Later, when her parents and the police and neighbors had started to forget about Frankie, when he had slowly faded out of photographs and disappeared from conversations, the book told Wendy what to do.
Keep the memory alive
, it said on page seventy-nine.
A person’s soul is bigger than his body. It takes root and lives in all who love him
, page forty-seven cautioned.
Hang on for dear life.

Wendy hung on.
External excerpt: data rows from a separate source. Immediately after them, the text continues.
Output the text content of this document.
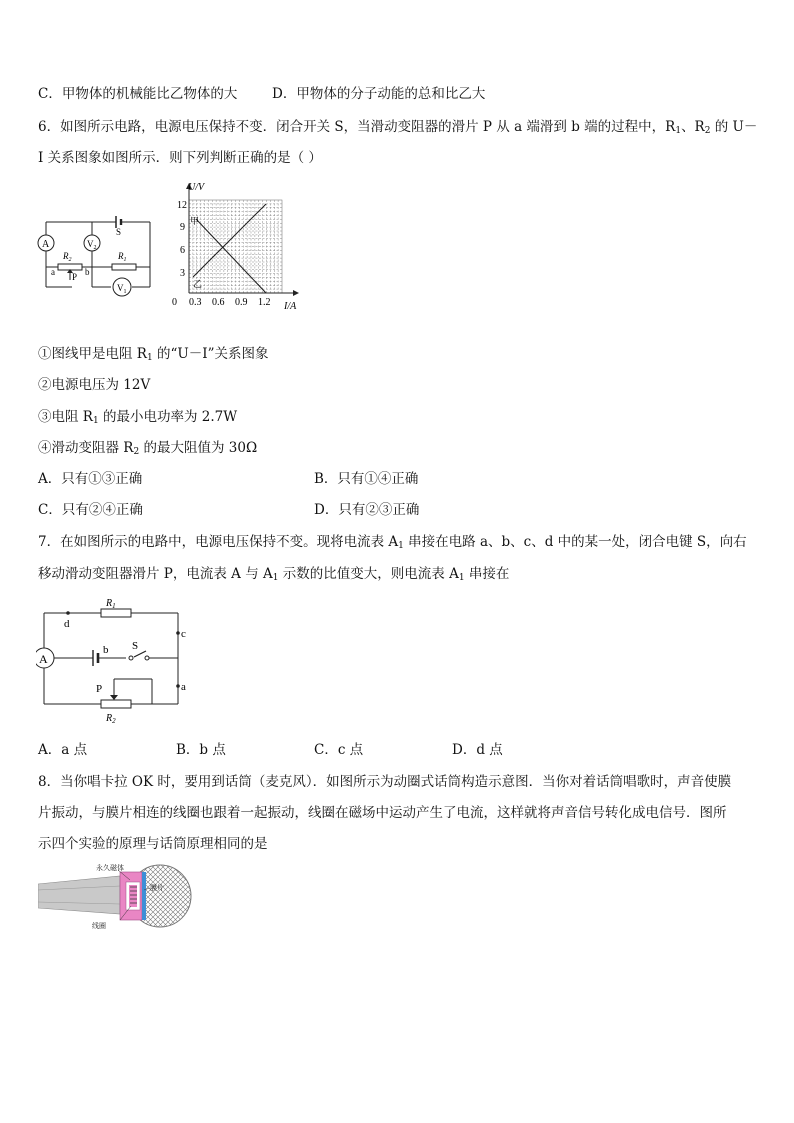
C．甲物体的机械能比乙物体的大	D．甲物体的分子动能的总和比乙大
6．如图所示电路，电源电压保持不变．闭合开关 S，当滑动变阻器的滑片 P 从 a 端滑到 b 端的过程中，$R_1$、$R_2$ 的 U－
I 关系图象如图所示．则下列判断正确的是（ ）
A	$V_2$
$V_1$
S
$R_2$	$R_1$
a	b
P
U/V
I/A
12
9
6
3
0 0.3 0.6 0.9 1.2
甲
乙
①图线甲是电阻 $R_1$ 的“U－I”关系图象
②电源电压为 12V
③电阻 $R_1$ 的最小电功率为 2.7W
④滑动变阻器 $R_2$ 的最大阻值为 30Ω
A．只有①③正确	B．只有①④正确
C．只有②④正确	D．只有②③正确
7．在如图所示的电路中，电源电压保持不变。现将电流表 $A_1$ 串接在电路 a、b、c、d 中的某一处，闭合电键 S，向右
移动滑动变阻器滑片 P，电流表 A 与 $A_1$ 示数的比值变大，则电流表 $A_1$ 串接在
A
$R_1$
d
c
b S
a
P
$R_2$
A．a 点	B．b 点	C．c 点	D．d 点
8．当你唱卡拉 OK 时，要用到话筒（麦克风）．如图所示为动圈式话筒构造示意图．当你对着话筒唱歌时，声音使膜
片振动，与膜片相连的线圈也跟着一起振动，线圈在磁场中运动产生了电流，这样就将声音信号转化成电信号．图所
示四个实验的原理与话筒原理相同的是
永久磁体
膜片
线圈
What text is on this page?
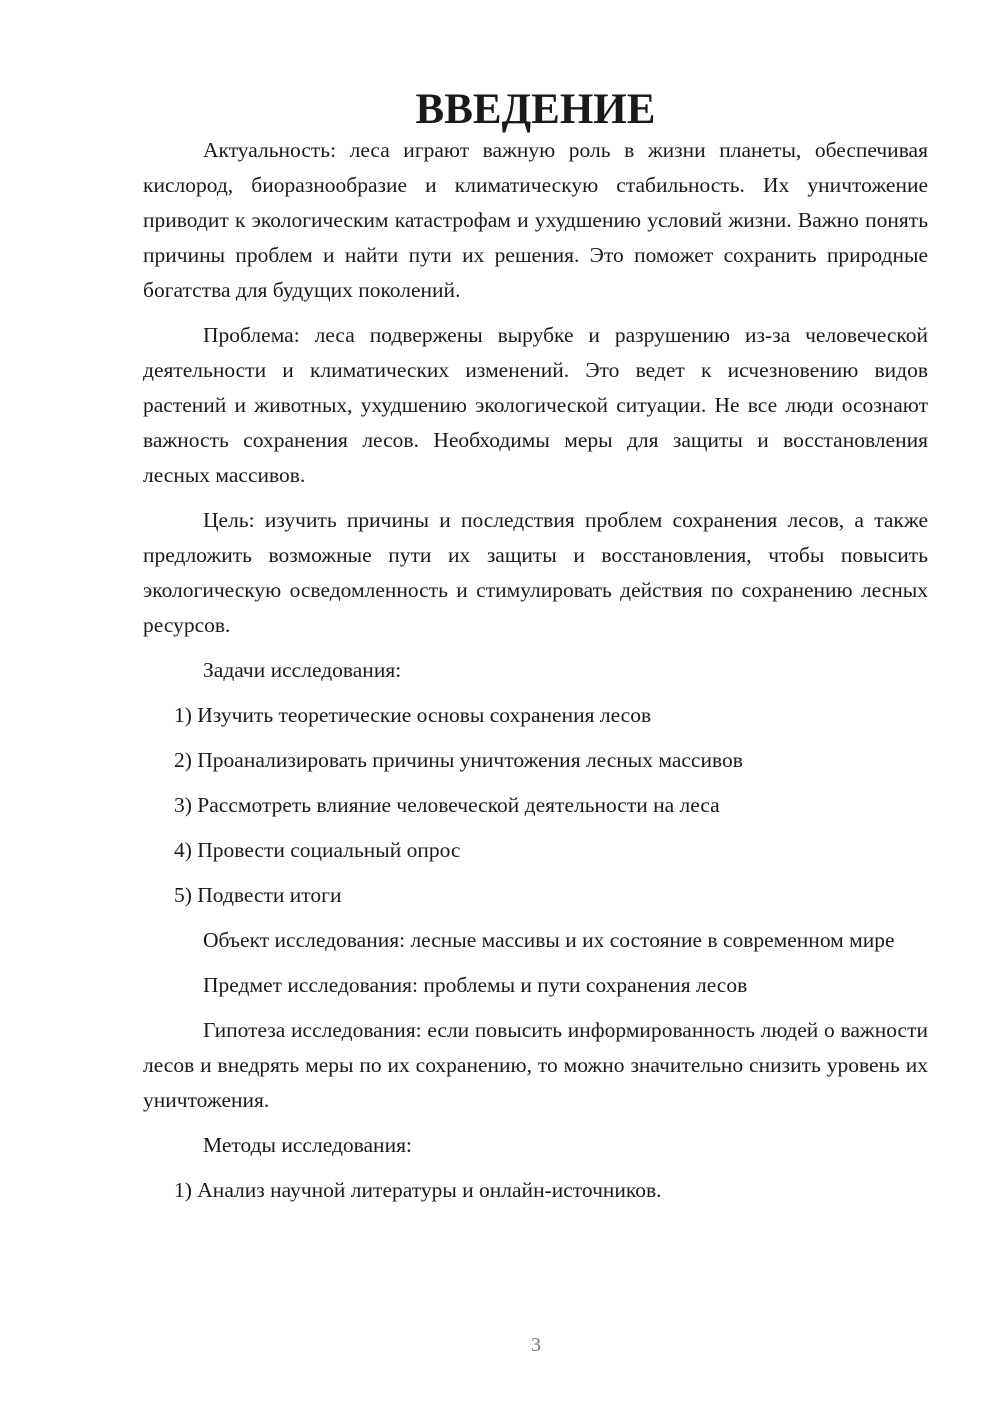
ВВЕДЕНИЕ

Актуальность: леса играют важную роль в жизни планеты, обеспечивая кислород, биоразнообразие и климатическую стабильность. Их уничтожение приводит к экологическим катастрофам и ухудшению условий жизни. Важно понять причины проблем и найти пути их решения. Это поможет сохранить природные богатства для будущих поколений.

Проблема: леса подвержены вырубке и разрушению из-за человеческой деятельности и климатических изменений. Это ведет к исчезновению видов растений и животных, ухудшению экологической ситуации. Не все люди осознают важность сохранения лесов. Необходимы меры для защиты и восстановления лесных массивов.

Цель: изучить причины и последствия проблем сохранения лесов, а также предложить возможные пути их защиты и восстановления, чтобы повысить экологическую осведомленность и стимулировать действия по сохранению лесных ресурсов.

Задачи исследования:

1) Изучить теоретические основы сохранения лесов
2) Проанализировать причины уничтожения лесных массивов
3) Рассмотреть влияние человеческой деятельности на леса
4) Провести социальный опрос
5) Подвести итоги

Объект исследования: лесные массивы и их состояние в современном мире

Предмет исследования: проблемы и пути сохранения лесов

Гипотеза исследования: если повысить информированность людей о важности лесов и внедрять меры по их сохранению, то можно значительно снизить уровень их уничтожения.

Методы исследования:

1) Анализ научной литературы и онлайн-источников.
3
And when Frankie was miraculously found, Wendy had a hard time forgiving those who had forgotten what happened. Even now, four years later, forgiveness was elusive and difficult. She still didn’t know
why
her brother was taken, or
why
he was hurt, or
who
was responsible. Still, there
had
to be someone to blame. Someone needed to make amends.

Wendy tiptoed across the quiet room. She had seen the new kid arrive, but she didn’t want to get too close. She wasn’t looking for a friend. She wanted information.

The boy on the bed snored and sighed in his sleep. He hiccuped and gulped as though he was crying. She tried leaning in to peek at his face, but he had gathered the blanket in the crook of his elbow and draped it over
his head like a shroud. She couldn’t risk waking him to get a better look. His right hand was gathered into a tight fist, and his forearm was covered with red welts, as though he had been recently scratching at mosquito or chigger bites, but there were none that she could see. Maybe he was just nervous.

She’d have preferred to see his face, but there would be time enough for that, she decided. In a small town, it’s no trick to find the new kid. What’s more, it’s nearly impossible for anyone to hide. If his face was familiar, she’d know it when she saw it.

His bags littered the floor, opened but unpacked. She crouched down, pulled the piles apart gently so as not to disturb the order and arrangement.